The Cholesterol Test for the Brain
There is a particular kind of hope that only arrives after decades of being told you are wrong. Richard Isaacson carries it the way a man carries a picture of C. Everett Koop on his wall in fifth grade — with the slightly embarrassed certainty of someone who knew something before the world was ready to hear it. He walked into the Armchair Expert studio with a mobile blood draw kit, a grip strength monitor, a biometric scale, and the barely concealed competitive energy of a man who lost a grip strength contest to Rob and has not fully processed it.
What this conversation reveals about humanity is something Dax Shepard has been circling for years from entirely different directions: we are sick because we are comfortable, and we are comfortable because we have outsourced our bodies to a system that profits from treating disease rather than preventing it. Isaacson's life work is the heretical proposition that Alzheimer's — the disease that erased his Uncle Bob, the man who literally pulled him from a pool, the man who introduced his parents — is not a verdict. It is a downstream consequence. A metabolic bill coming due.
The conversation begins with everyone bleeding on each other. Dax in white pants. Monica nearly filling four cards. Rob — silent, as is his profound professional choice — getting nauseous and woozy after eleven vials later in the week, breaking the cardinal rule of the stoic producer by having his bodily distress reported on by the nurse and immediately broadcast to the audience. The blood draw is not metaphor but it functions as one: everyone in the room is enrolled in something larger than themselves, poking holes in their fingers, measuring their grip against a doctor who had sweaty hands and used two.
And underneath all of it — the GLP-1 self-experiments, the N-of-one trials, the argument about Ashok and the rice, the earmarked cholesterol deep dive that never quite happens — is the oldest question in medicine: is the thing we see causing the thing we feel, or is it the other way around?
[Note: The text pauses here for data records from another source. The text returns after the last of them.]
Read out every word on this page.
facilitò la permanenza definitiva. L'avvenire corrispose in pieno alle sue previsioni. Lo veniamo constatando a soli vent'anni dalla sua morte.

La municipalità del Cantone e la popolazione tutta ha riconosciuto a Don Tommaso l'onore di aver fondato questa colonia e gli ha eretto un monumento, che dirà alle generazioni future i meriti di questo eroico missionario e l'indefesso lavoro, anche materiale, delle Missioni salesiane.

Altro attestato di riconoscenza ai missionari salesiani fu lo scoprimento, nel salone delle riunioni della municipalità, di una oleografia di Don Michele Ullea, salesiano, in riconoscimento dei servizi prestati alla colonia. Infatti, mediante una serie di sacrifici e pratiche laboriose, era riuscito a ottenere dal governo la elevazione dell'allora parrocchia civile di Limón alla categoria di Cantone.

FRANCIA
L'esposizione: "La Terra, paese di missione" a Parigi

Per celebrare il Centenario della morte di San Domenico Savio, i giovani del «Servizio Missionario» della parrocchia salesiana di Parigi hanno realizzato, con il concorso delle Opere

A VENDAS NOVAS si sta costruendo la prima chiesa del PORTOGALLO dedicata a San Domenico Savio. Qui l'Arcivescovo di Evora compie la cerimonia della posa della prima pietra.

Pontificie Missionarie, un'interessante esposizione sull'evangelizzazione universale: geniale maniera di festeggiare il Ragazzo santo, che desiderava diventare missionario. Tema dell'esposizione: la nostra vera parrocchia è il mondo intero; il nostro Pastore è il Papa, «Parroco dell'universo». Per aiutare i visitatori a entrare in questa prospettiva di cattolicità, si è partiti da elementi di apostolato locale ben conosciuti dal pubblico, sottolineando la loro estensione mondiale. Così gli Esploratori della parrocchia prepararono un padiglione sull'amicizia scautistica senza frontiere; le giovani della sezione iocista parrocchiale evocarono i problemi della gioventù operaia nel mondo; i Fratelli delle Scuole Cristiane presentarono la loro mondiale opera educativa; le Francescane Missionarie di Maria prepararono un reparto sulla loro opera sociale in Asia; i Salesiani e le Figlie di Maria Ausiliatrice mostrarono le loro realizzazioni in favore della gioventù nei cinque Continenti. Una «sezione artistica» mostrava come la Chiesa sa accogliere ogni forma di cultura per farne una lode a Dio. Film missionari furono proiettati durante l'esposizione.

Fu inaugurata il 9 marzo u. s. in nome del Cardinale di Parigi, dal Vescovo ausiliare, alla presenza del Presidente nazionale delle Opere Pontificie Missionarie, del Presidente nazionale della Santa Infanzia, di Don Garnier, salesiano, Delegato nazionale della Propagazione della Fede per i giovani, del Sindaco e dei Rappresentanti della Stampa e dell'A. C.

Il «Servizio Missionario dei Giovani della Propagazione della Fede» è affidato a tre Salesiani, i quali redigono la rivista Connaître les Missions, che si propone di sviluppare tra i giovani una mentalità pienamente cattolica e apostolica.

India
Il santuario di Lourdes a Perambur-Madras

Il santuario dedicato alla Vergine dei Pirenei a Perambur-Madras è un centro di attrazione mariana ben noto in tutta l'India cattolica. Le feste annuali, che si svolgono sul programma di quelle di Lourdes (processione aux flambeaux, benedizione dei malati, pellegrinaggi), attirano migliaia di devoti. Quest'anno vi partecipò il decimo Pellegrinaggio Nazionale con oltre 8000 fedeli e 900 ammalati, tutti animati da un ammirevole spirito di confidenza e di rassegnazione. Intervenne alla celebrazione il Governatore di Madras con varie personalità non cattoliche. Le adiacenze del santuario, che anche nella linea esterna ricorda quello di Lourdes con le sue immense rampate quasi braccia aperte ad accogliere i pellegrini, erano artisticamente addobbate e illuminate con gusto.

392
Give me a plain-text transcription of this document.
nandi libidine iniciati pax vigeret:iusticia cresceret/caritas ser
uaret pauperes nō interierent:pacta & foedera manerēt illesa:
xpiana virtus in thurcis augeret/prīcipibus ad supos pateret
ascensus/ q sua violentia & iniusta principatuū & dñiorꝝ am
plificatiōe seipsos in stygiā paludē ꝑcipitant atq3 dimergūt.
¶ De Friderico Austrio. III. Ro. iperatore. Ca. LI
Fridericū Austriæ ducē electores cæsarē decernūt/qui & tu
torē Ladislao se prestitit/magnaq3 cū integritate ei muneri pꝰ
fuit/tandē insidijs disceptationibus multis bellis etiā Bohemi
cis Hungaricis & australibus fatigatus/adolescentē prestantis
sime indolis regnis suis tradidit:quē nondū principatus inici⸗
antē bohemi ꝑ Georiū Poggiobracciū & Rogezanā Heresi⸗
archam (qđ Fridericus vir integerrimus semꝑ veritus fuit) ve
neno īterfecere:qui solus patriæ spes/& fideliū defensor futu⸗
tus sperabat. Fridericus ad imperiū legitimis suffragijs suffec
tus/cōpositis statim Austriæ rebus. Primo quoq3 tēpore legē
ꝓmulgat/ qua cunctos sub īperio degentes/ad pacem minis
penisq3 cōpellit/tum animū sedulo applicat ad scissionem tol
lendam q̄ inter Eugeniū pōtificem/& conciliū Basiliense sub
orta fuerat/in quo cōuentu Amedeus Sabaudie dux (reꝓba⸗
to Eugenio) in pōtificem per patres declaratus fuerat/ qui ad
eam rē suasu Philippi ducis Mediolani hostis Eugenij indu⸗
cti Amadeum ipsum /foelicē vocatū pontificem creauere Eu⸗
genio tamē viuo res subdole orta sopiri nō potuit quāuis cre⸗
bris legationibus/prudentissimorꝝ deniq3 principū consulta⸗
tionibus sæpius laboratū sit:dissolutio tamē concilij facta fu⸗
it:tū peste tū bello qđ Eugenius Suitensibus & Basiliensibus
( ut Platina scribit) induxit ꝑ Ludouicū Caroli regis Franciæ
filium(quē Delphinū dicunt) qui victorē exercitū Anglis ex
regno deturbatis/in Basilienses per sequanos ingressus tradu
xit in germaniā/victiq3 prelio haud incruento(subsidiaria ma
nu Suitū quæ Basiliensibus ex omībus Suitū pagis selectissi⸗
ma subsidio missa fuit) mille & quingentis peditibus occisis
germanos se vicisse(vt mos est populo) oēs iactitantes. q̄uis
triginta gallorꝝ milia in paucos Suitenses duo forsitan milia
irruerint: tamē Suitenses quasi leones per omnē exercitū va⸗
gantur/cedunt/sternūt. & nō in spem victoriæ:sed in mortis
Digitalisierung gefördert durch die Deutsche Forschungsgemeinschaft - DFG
Isaacson doesn't know what causes Alzheimer's. He says this with the confidence of someone who has spent his entire career making peace with not knowing. He only knows that if you wait until the amyloid shows up and the tau tangles and the symptoms bloom, you have waited thirty years too long.
Dax, who has spent sixteen years understanding that addiction is a disease that starts decades before the first drink, who has built his entire philosophy around the idea that you treat the root not the symptom, recognizes this immediately. The body responds to what you throw at it. Stress it and it reinforces. Neglect it and it retreats. This is not a new idea. It is, in fact, the oldest idea. It is what a Paleolithic human knew without knowing it, because they had no other choice.